Sans oublier la superbe victoire lors du Tour Auto 1970 en duo avec Jean Pierre Beltoise, Patrick offre une sensationnelle victoire  au Proto Matra du Mans !

 

Trente années se sont écoulées depuis ce drame. Une longue, très longue  tranche de vie !

Et comme chaque année, nous pensons très fort à lui !
Et aussi à son fils Loïc, rencontré fréquemment sur les Circuits.

Patrick Depailler était un formidable garçon et un très grand pilote.

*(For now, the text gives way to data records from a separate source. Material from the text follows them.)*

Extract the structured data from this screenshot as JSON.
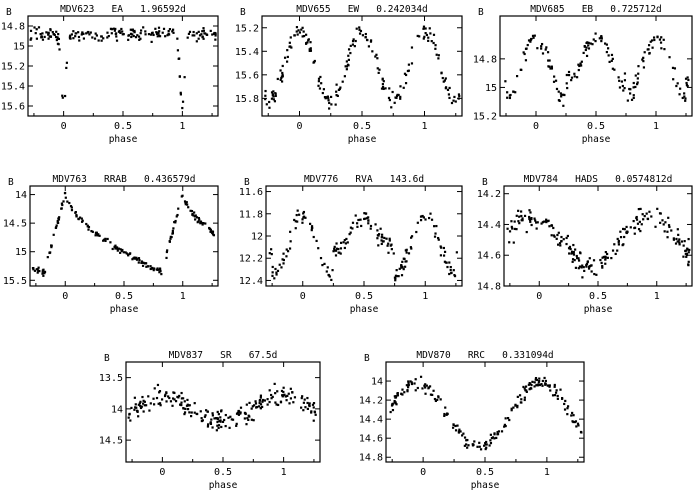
{
  "figure": {
    "xlabel": "phase",
    "ylabel": "B"
  },
  "chart_data": [
    {
      "type": "scatter",
      "title": "MDV623   EA   1.96592d",
      "ylabel": "B",
      "xlabel": "phase",
      "xlim": [
        -0.3,
        1.3
      ],
      "ylim": [
        15.7,
        14.7
      ],
      "yreversed": true,
      "xticks": [
        0,
        0.5,
        1
      ],
      "xtick_labels": [
        "0",
        "0.5",
        "1"
      ],
      "yticks": [
        14.8,
        15,
        15.2,
        15.4,
        15.6
      ],
      "ytick_labels": [
        "14.8",
        "15",
        "15.2",
        "15.4",
        "15.6"
      ],
      "light_curve": {
        "kind": "EA",
        "base": 14.88,
        "amp": 0.72,
        "scatter": 0.05,
        "n": 190
      }
    },
    {
      "type": "scatter",
      "title": "MDV655   EW   0.242034d",
      "ylabel": "B",
      "xlabel": "phase",
      "xlim": [
        -0.3,
        1.3
      ],
      "ylim": [
        15.95,
        15.1
      ],
      "yreversed": true,
      "xticks": [
        0,
        0.5,
        1
      ],
      "xtick_labels": [
        "0",
        "0.5",
        "1"
      ],
      "yticks": [
        15.2,
        15.4,
        15.6,
        15.8
      ],
      "ytick_labels": [
        "15.2",
        "15.4",
        "15.6",
        "15.8"
      ],
      "light_curve": {
        "kind": "EW",
        "base": 15.22,
        "amp": 0.6,
        "scatter": 0.06,
        "n": 200
      }
    },
    {
      "type": "scatter",
      "title": "MDV685   EB   0.725712d",
      "ylabel": "B",
      "xlabel": "phase",
      "xlim": [
        -0.3,
        1.3
      ],
      "ylim": [
        15.2,
        14.5
      ],
      "yreversed": true,
      "xticks": [
        0,
        0.5,
        1
      ],
      "xtick_labels": [
        "0",
        "0.5",
        "1"
      ],
      "yticks": [
        14.8,
        15,
        15.2
      ],
      "ytick_labels": [
        "14.8",
        "15",
        "15.2"
      ],
      "light_curve": {
        "kind": "EB",
        "base": 14.65,
        "amp": 0.42,
        "scatter": 0.05,
        "n": 170
      }
    },
    {
      "type": "scatter",
      "title": "MDV763   RRAB   0.436579d",
      "ylabel": "B",
      "xlabel": "phase",
      "xlim": [
        -0.3,
        1.3
      ],
      "ylim": [
        15.6,
        13.85
      ],
      "yreversed": true,
      "xticks": [
        0,
        0.5,
        1
      ],
      "xtick_labels": [
        "0",
        "0.5",
        "1"
      ],
      "yticks": [
        14,
        14.5,
        15,
        15.5
      ],
      "ytick_labels": [
        "14",
        "14.5",
        "15",
        "15.5"
      ],
      "light_curve": {
        "kind": "RRAB",
        "base": 13.97,
        "amp": 1.4,
        "scatter": 0.04,
        "n": 200
      }
    },
    {
      "type": "scatter",
      "title": "MDV776   RVA   143.6d",
      "ylabel": "B",
      "xlabel": "phase",
      "xlim": [
        -0.3,
        1.3
      ],
      "ylim": [
        12.45,
        11.55
      ],
      "yreversed": true,
      "xticks": [
        0,
        0.5,
        1
      ],
      "xtick_labels": [
        "0",
        "0.5",
        "1"
      ],
      "yticks": [
        11.6,
        11.8,
        12,
        12.2,
        12.4
      ],
      "ytick_labels": [
        "11.6",
        "11.8",
        "12",
        "12.2",
        "12.4"
      ],
      "light_curve": {
        "kind": "RVA",
        "base": 11.78,
        "amp": 0.52,
        "scatter": 0.06,
        "n": 190
      }
    },
    {
      "type": "scatter",
      "title": "MDV784   HADS   0.0574812d",
      "ylabel": "B",
      "xlabel": "phase",
      "xlim": [
        -0.3,
        1.3
      ],
      "ylim": [
        14.8,
        14.15
      ],
      "yreversed": true,
      "xticks": [
        0,
        0.5,
        1
      ],
      "xtick_labels": [
        "0",
        "0.5",
        "1"
      ],
      "yticks": [
        14.2,
        14.4,
        14.6,
        14.8
      ],
      "ytick_labels": [
        "14.2",
        "14.4",
        "14.6",
        "14.8"
      ],
      "light_curve": {
        "kind": "HADS",
        "base": 14.36,
        "amp": 0.3,
        "scatter": 0.06,
        "n": 210
      }
    },
    {
      "type": "scatter",
      "title": "MDV837   SR   67.5d",
      "ylabel": "B",
      "xlabel": "phase",
      "xlim": [
        -0.3,
        1.3
      ],
      "ylim": [
        14.85,
        13.25
      ],
      "yreversed": true,
      "xticks": [
        0,
        0.5,
        1
      ],
      "xtick_labels": [
        "0",
        "0.5",
        "1"
      ],
      "yticks": [
        13.5,
        14,
        14.5
      ],
      "ytick_labels": [
        "13.5",
        "14",
        "14.5"
      ],
      "light_curve": {
        "kind": "SR",
        "base": 13.8,
        "amp": 0.4,
        "scatter": 0.13,
        "n": 230
      }
    },
    {
      "type": "scatter",
      "title": "MDV870   RRC   0.331094d",
      "ylabel": "B",
      "xlabel": "phase",
      "xlim": [
        -0.3,
        1.3
      ],
      "ylim": [
        14.85,
        13.8
      ],
      "yreversed": true,
      "xticks": [
        0,
        0.5,
        1
      ],
      "xtick_labels": [
        "0",
        "0.5",
        "1"
      ],
      "yticks": [
        14,
        14.2,
        14.4,
        14.6,
        14.8
      ],
      "ytick_labels": [
        "14",
        "14.2",
        "14.4",
        "14.6",
        "14.8"
      ],
      "light_curve": {
        "kind": "RRC",
        "base": 14.02,
        "amp": 0.68,
        "scatter": 0.05,
        "n": 200
      }
    }
  ]
}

Nous ne l’avons pas oublié… Pat est bien toujours présent dans notre mémoire..

Il repose dans le petit Cimetière Auvergnat de Crevant-Laveine dans le Puy-de-Dôme.

RIP.

 

Gilles GAIGNAULT

Photos : ELF – Bernard ASSET – Bernard BAKALIAN – TEAMS – SEITA

 

De jeunes Pilotes promis à un bel avenir entourent le Fondateur de MATRA,
Marcel Chassagny

On reconnait de gauche à droite :

Patrick Depailler-Bernard Fiorentino-Jean Pierre Jaussaud-Gérard Larrousse-Jean Pierre Beltoise-Jean Pierre Jabouille-François Cevert-Henri Pescarolo

 

F1-1979-Le photographe Manou ZURINI, entre Jean-PIERRE-JARIER et Patrick DEPAILLER.